Indígenas Mura durante encontro dia 1 de abril (Foto: Crédito: Alex Ximango).

Indígenas Mura da comunidade Lago do Soares, no município de Autazes, no Amazonas, denunciam que desde o fim de fevereiro de 2024 a empresa Potássio do Brasil realiza obras no território sem autorização deles. Os trabalhos da empresa estão se expandindo para as proximidades de suas moradias, com árvores dentro do terreno dos indígenas recebendo marcações numéricas para mapeamentos, conforme relatos e imagens enviados à Amazônia Real.

Os indígenas também registraram abertura de picadas (pequenos ramais de acesso), clareiras e a presença de trabalhadores da empresa. Eles avistaram drones sobrevoando a comunidade e diariamente cruzam com embarcações circulando pelos rios e lagos. Em outras expedições diárias, eles presenciaram pessoas removendo o solo e instalando equipamentos.


Lago do Soares é uma comunidade indígena do povo Mura de mais de 200 anos que luta desde 2003 pela demarcação. Somente em 2023 é que a Fundação Nacional dos Povos Indígenas (Funai) constituiu o GT (Grupo Técnico) para iniciar a delimitação e demarcação do território. O órgão ainda não iniciou essa segunda fase do processo.


A movimentação de trabalhadores identificados pelos Mura no território acontece após decisão do desembargador Marcus Augusto de Souza, do Tribunal Regional Federal da 1ª Região, autorizando a manutenção da competência do Instituto de Proteção Ambiental do Amazonas (Ipaam) em conceder as licenças ambientais. No dia 9 de fevereiro, o desembargador derrubou decisão anterior, da juíza Jaiza Fraxe, da Justiça Federal do Amazonas, que havia suspendido o licenciamento em novembro de 2023, atendendo pedido do Ministério Público Federal (MPF) e dos indígenas Mura contra a exploração minerária.


Marcus Augusto de Souza aceitou recurso da Potássio do Brasil, que tem na sua equipe de advogados Luís Inácio Adams. Adams foi chefe da Advocacia Geral da União (AGU) entre 2009 e 2016, nos governos petistas e nos últimos anos tem atuado em defesa da indústria de mineração e do agronegócio. Em novembro de 2023, Adams esteve em uma reunião com o atual chefe da AGU, Jorge Messias, na qual foram discutidos os projetos de fertilizantes e defesa do agronegócio. Em 2012, Adams criou a controvertida e questionada Portaria 303, que dificultava juridicamente a demarcação de terras indígenas. 
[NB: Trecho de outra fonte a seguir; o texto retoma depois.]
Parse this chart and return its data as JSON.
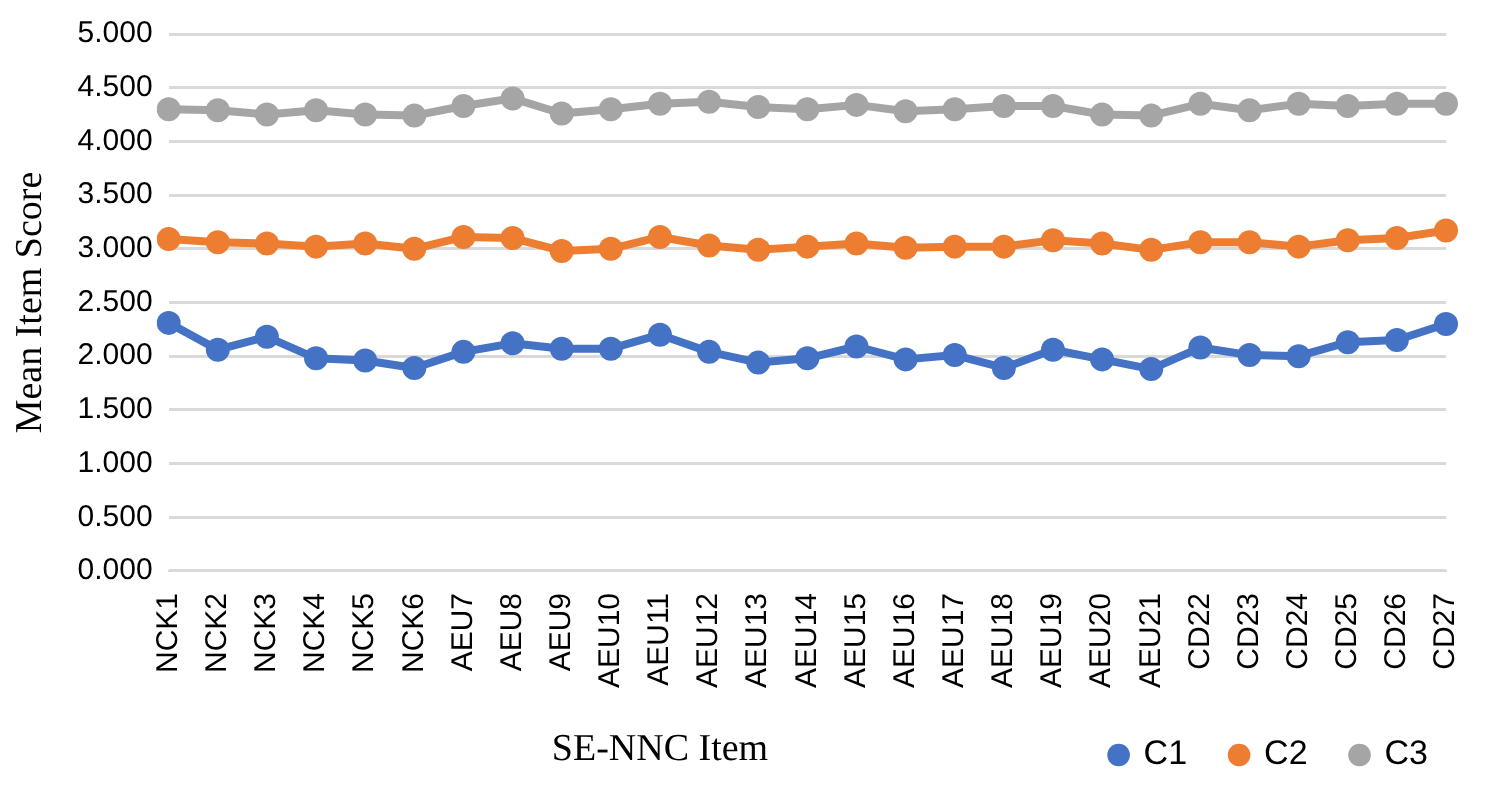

No último dia 30 de março, uma nova decisão do TRF1 favoreceu os interesses da Potássio do Brasil. Acatando um agravo de instrumento da empresa, o desembargador Flávio Jardim autorizou o prosseguimento do licenciamento ambiental pelo Ipaam “até ulterior decisão”.


A comunidade Lago do Soares tem mais de 200 famílias e está sobreposta à mina de silvinita da Potássio do Brasil. A empresa tem licenciamentos do Ipaam, mas eles são questionados na Justiça pelo MPF e pelas lideranças Mura de Soares e de outras comunidades indígenas de Autazes e da cidade vizinha de Careiro da Várzea.
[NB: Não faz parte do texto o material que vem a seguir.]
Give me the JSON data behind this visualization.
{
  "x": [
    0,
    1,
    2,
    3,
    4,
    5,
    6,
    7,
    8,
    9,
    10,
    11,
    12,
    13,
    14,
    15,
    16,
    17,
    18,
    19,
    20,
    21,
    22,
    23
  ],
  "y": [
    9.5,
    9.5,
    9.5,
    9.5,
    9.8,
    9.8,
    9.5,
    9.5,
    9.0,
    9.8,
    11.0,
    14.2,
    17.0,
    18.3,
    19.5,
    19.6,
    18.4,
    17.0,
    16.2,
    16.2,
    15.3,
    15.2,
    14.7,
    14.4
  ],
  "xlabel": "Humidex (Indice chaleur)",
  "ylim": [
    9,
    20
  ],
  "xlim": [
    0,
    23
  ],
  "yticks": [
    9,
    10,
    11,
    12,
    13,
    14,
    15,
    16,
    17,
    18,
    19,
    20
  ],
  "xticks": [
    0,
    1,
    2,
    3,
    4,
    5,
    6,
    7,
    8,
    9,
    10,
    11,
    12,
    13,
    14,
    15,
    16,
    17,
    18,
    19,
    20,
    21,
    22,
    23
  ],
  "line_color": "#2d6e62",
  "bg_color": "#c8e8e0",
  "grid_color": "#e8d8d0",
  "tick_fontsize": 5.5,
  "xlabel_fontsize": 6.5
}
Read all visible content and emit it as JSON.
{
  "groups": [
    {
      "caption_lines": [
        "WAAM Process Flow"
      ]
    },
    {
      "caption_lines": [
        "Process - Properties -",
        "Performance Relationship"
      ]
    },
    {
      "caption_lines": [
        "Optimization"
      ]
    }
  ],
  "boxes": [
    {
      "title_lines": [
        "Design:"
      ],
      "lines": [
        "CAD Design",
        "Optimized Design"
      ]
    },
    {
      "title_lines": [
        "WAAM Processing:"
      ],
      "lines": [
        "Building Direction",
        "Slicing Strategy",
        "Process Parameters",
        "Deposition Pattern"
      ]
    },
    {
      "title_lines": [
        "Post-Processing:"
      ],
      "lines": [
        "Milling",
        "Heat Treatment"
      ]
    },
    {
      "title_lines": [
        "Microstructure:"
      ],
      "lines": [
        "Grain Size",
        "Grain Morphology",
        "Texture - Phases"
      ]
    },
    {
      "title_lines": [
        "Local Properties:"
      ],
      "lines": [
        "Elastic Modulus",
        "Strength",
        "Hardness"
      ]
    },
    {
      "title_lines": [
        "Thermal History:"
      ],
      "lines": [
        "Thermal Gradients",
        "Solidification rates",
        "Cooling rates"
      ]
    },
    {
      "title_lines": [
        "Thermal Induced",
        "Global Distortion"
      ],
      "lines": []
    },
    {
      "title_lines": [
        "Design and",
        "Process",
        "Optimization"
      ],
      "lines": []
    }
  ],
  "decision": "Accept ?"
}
Sérgio Nascimento, uma das principais lideranças do Lago do Soares, disse que os funcionários da empresa estão fazendo mapeamento e passam de carro e lanchas tranquilamente, sem se importarem de estar em terra indígena. “Estão sempre chegando mais funcionários. A comunidade fica amedrontada. Nos sentimos ameaçados. Estamos todos revoltados. A empresa quer forçar a entrada dela aqui. Não queremos conflito. Por isso fizemos denúncia ao Ministério Público Federal, à Funai e queremos providências. Queremos que saiam daqui”, afirmou Nascimento à Amazônia Real.
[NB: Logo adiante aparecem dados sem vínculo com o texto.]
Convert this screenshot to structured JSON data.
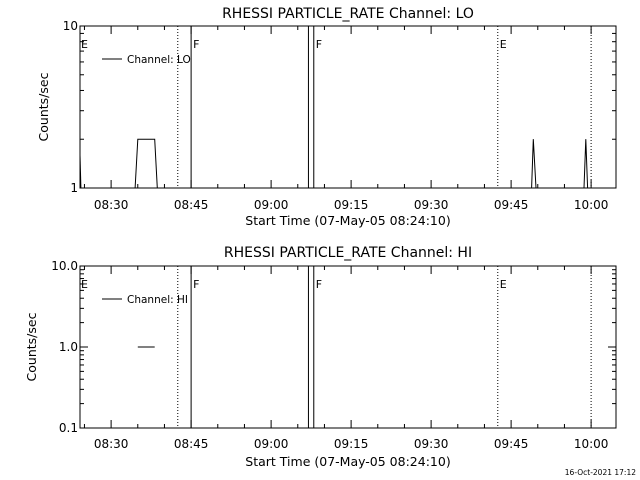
{
  "chart_data": [
    {
      "type": "line",
      "title": "RHESSI PARTICLE_RATE Channel: LO",
      "xlabel": "Start Time (07-May-05 08:24:10)",
      "ylabel": "Counts/sec",
      "y_scale": "log",
      "ylim": [
        1,
        10
      ],
      "xlim": [
        "08:24:10",
        "10:04:40"
      ],
      "yticks": [
        {
          "value": 1,
          "label": "1"
        },
        {
          "value": 10,
          "label": "10"
        }
      ],
      "xticks": [
        {
          "value": "08:30",
          "label": "08:30"
        },
        {
          "value": "08:45",
          "label": "08:45"
        },
        {
          "value": "09:00",
          "label": "09:00"
        },
        {
          "value": "09:15",
          "label": "09:15"
        },
        {
          "value": "09:30",
          "label": "09:30"
        },
        {
          "value": "09:45",
          "label": "09:45"
        },
        {
          "value": "10:00",
          "label": "10:00"
        }
      ],
      "legend": {
        "placement": "top-left",
        "entries": [
          "Channel: LO"
        ]
      },
      "series": [
        {
          "name": "Channel: LO",
          "segments": [
            [
              [
                "08:24:10",
                1.6
              ],
              [
                "08:24:20",
                1
              ]
            ],
            [
              [
                "08:34:30",
                1
              ],
              [
                "08:35:00",
                2
              ],
              [
                "08:38:10",
                2
              ],
              [
                "08:38:40",
                1
              ]
            ],
            [
              [
                "09:48:50",
                1
              ],
              [
                "09:49:10",
                2
              ],
              [
                "09:49:40",
                1
              ]
            ],
            [
              [
                "09:58:40",
                1
              ],
              [
                "09:59:00",
                2
              ],
              [
                "09:59:20",
                1
              ]
            ]
          ]
        }
      ],
      "flag_lines": [
        {
          "time": "08:42:30",
          "style": "dotted",
          "label": ""
        },
        {
          "time": "08:45:00",
          "style": "solid",
          "label": "F"
        },
        {
          "time": "09:07:00",
          "style": "solid",
          "label": ""
        },
        {
          "time": "09:08:00",
          "style": "solid",
          "label": "F"
        },
        {
          "time": "09:42:30",
          "style": "dotted",
          "label": "E"
        },
        {
          "time": "10:00:00",
          "style": "dotted",
          "label": ""
        }
      ],
      "start_flag": "E",
      "grid": false
    },
    {
      "type": "line",
      "title": "RHESSI PARTICLE_RATE Channel: HI",
      "xlabel": "Start Time (07-May-05 08:24:10)",
      "ylabel": "Counts/sec",
      "y_scale": "log",
      "ylim": [
        0.1,
        10
      ],
      "xlim": [
        "08:24:10",
        "10:04:40"
      ],
      "yticks": [
        {
          "value": 0.1,
          "label": "0.1"
        },
        {
          "value": 1,
          "label": "1.0"
        },
        {
          "value": 10,
          "label": "10.0"
        }
      ],
      "xticks": [
        {
          "value": "08:30",
          "label": "08:30"
        },
        {
          "value": "08:45",
          "label": "08:45"
        },
        {
          "value": "09:00",
          "label": "09:00"
        },
        {
          "value": "09:15",
          "label": "09:15"
        },
        {
          "value": "09:30",
          "label": "09:30"
        },
        {
          "value": "09:45",
          "label": "09:45"
        },
        {
          "value": "10:00",
          "label": "10:00"
        }
      ],
      "legend": {
        "placement": "top-left",
        "entries": [
          "Channel: HI"
        ]
      },
      "series": [
        {
          "name": "Channel: HI",
          "segments": [
            [
              [
                "08:35:00",
                1
              ],
              [
                "08:38:10",
                1
              ]
            ]
          ]
        }
      ],
      "flag_lines": [
        {
          "time": "08:42:30",
          "style": "dotted",
          "label": ""
        },
        {
          "time": "08:45:00",
          "style": "solid",
          "label": "F"
        },
        {
          "time": "09:07:00",
          "style": "solid",
          "label": ""
        },
        {
          "time": "09:08:00",
          "style": "solid",
          "label": "F"
        },
        {
          "time": "09:42:30",
          "style": "dotted",
          "label": "E"
        },
        {
          "time": "10:00:00",
          "style": "dotted",
          "label": ""
        }
      ],
      "start_flag": "E",
      "grid": false
    }
  ],
  "footer": {
    "timestamp": "16-Oct-2021 17:12"
  }
}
Nascimento e outros indígenas afirmam que o avanço da atividade vai afetar a população local e impactar imediatamente os recursos naturais, pesqueiros e outras fontes de alimentação. Eles alertam que vai aumentar o desmatamento e a poluição dos ecossistemas aquáticos. O Lago do Soares é uma região de várzea, e micro-bacia do rio Madeira, afluente do rio Amazonas.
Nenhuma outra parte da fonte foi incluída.